The result as to the CFI’s jurisdiction is likely to kick off another round of proceedings relating to the substantive reliefs being sought by the SFC.

This case has affirmed the routes that the SFC can take against market misconduct, and the outcome is important for the SFC because it is common for the SFC to seek injunctive and other forms of relief before the SFC has completed its investigation. It is also important because the SFC may not be able to pursue a criminal prosecution against a potential defendant who is based overseas and does not have any staff in Hong Kong, and the MMT proceedings are also somewhat cumbersome to pursue. The Tiger Asia case makes it clear that the SFC can invoke section 213, under which it can seek a wide range of remedies against market misdeeds and protect investors, absent any criminal prosecution or MMT proceedings.
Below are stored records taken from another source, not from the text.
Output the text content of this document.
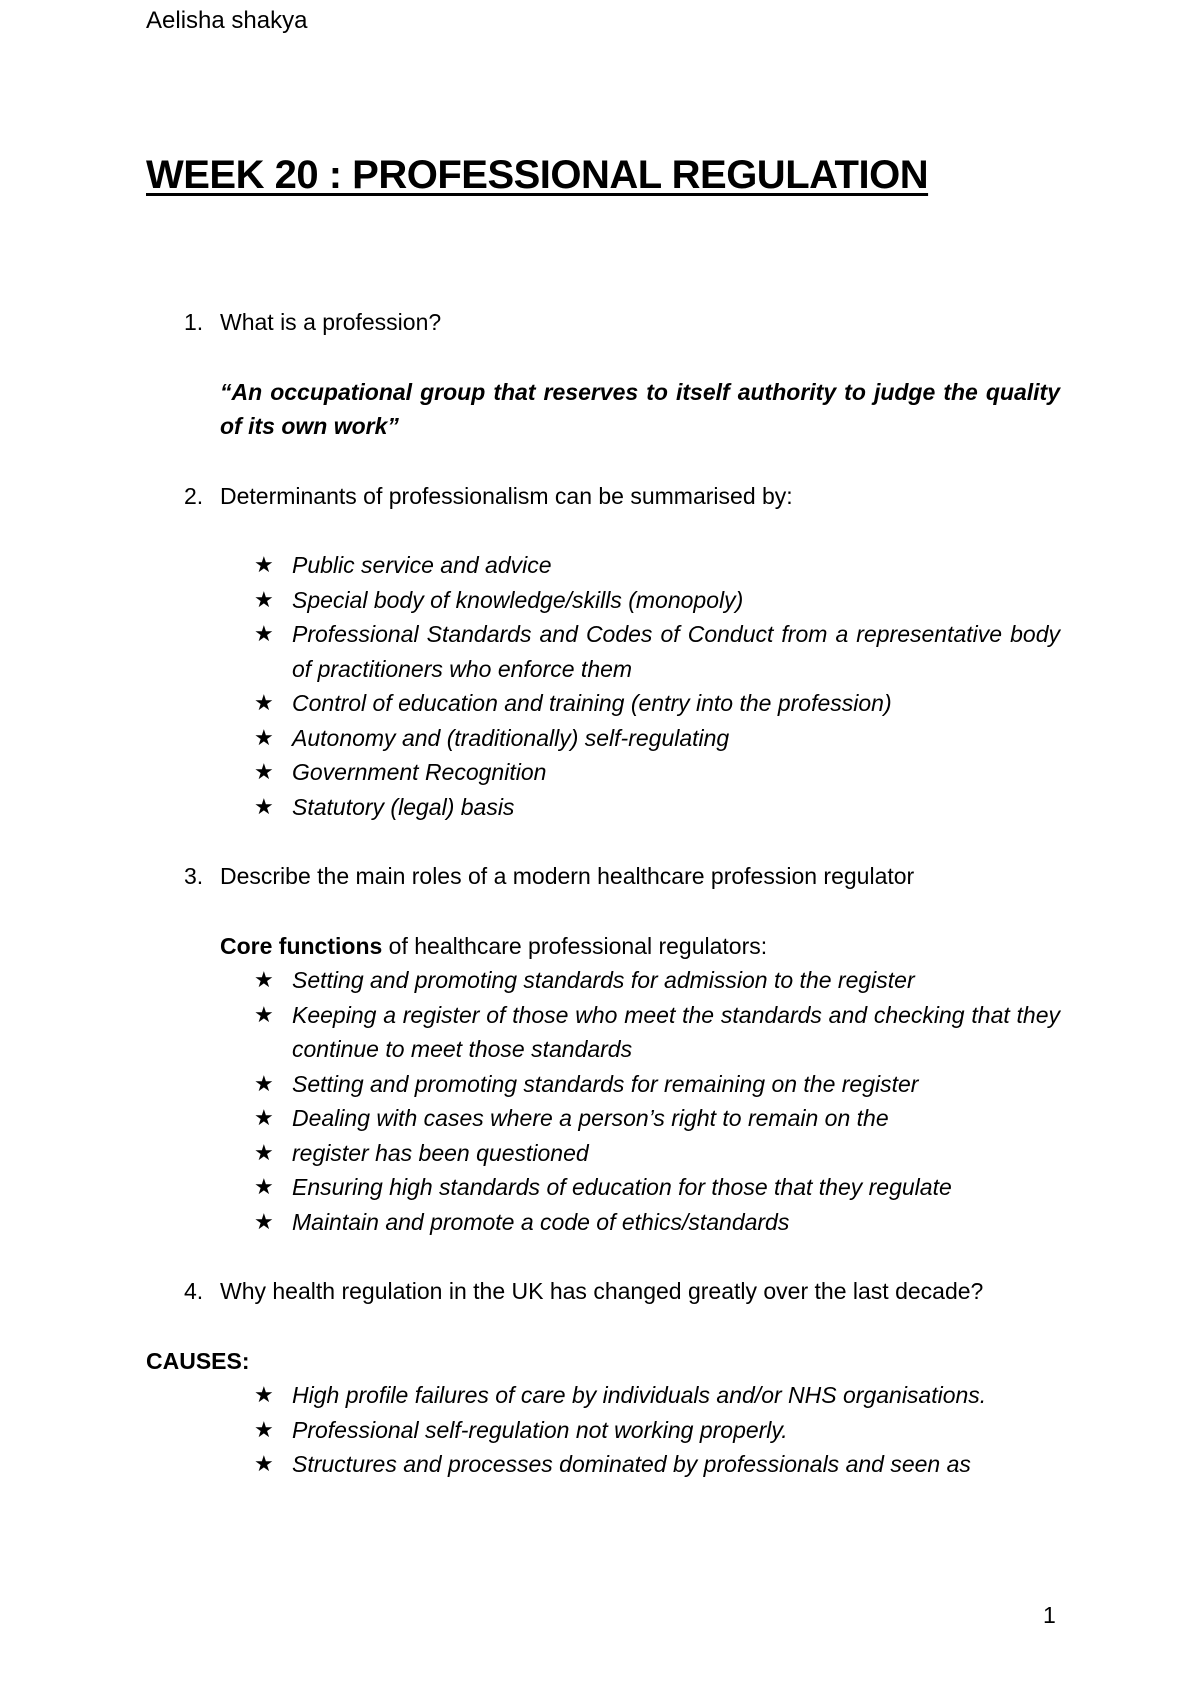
Aelisha shakya
WEEK 20 : PROFESSIONAL REGULATION

1. What is a profession?

“An occupational group that reserves to itself authority to judge the quality of its own work”

2. Determinants of professionalism can be summarised by:

★ Public service and advice
★ Special body of knowledge/skills (monopoly)
★ Professional Standards and Codes of Conduct from a representative body of practitioners who enforce them
★ Control of education and training (entry into the profession)
★ Autonomy and (traditionally) self-regulating
★ Government Recognition
★ Statutory (legal) basis

3. Describe the main roles of a modern healthcare profession regulator

Core functions of healthcare professional regulators:

★ Setting and promoting standards for admission to the register
★ Keeping a register of those who meet the standards and checking that they continue to meet those standards
★ Setting and promoting standards for remaining on the register
★ Dealing with cases where a person’s right to remain on the
★ register has been questioned
★ Ensuring high standards of education for those that they regulate
★ Maintain and promote a code of ethics/standards

4. Why health regulation in the UK has changed greatly over the last decade?

CAUSES:

★ High profile failures of care by individuals and/or NHS organisations.
★ Professional self-regulation not working properly.
★ Structures and processes dominated by professionals and seen as
1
The SFC also invoked section 213 in another high-profile case against Hontex International Holdings Company Limited for allegedly disclosing materially false information in its 2009 initial public offering prospectus. The same jurisdictional issue was raised in that case, but since Hontex agreed to settle and pay compensation, the issue of jurisdiction was not considered. Mark Steward, the SFC’s Executive Director of Enforcement, said after the Tiger Asia case, “Today’s decision by the Court of Final Appeal vindicates our position and our strategy in seeking remedial orders under section 213.”

We expect the SFC will be more aggressive in using section 213 for prosecuting market misdeeds in the future. Global financial institutions should be aware of the broad enforcement powers of Hong Kong regulators. In particular, since section 213 proceedings and criminal prosecution are not mutually exclusive – only MMT proceedings and criminal prosecution are mutually exclusive – a potential defendant may be subject to both criminal liability and civil remedies under section 213.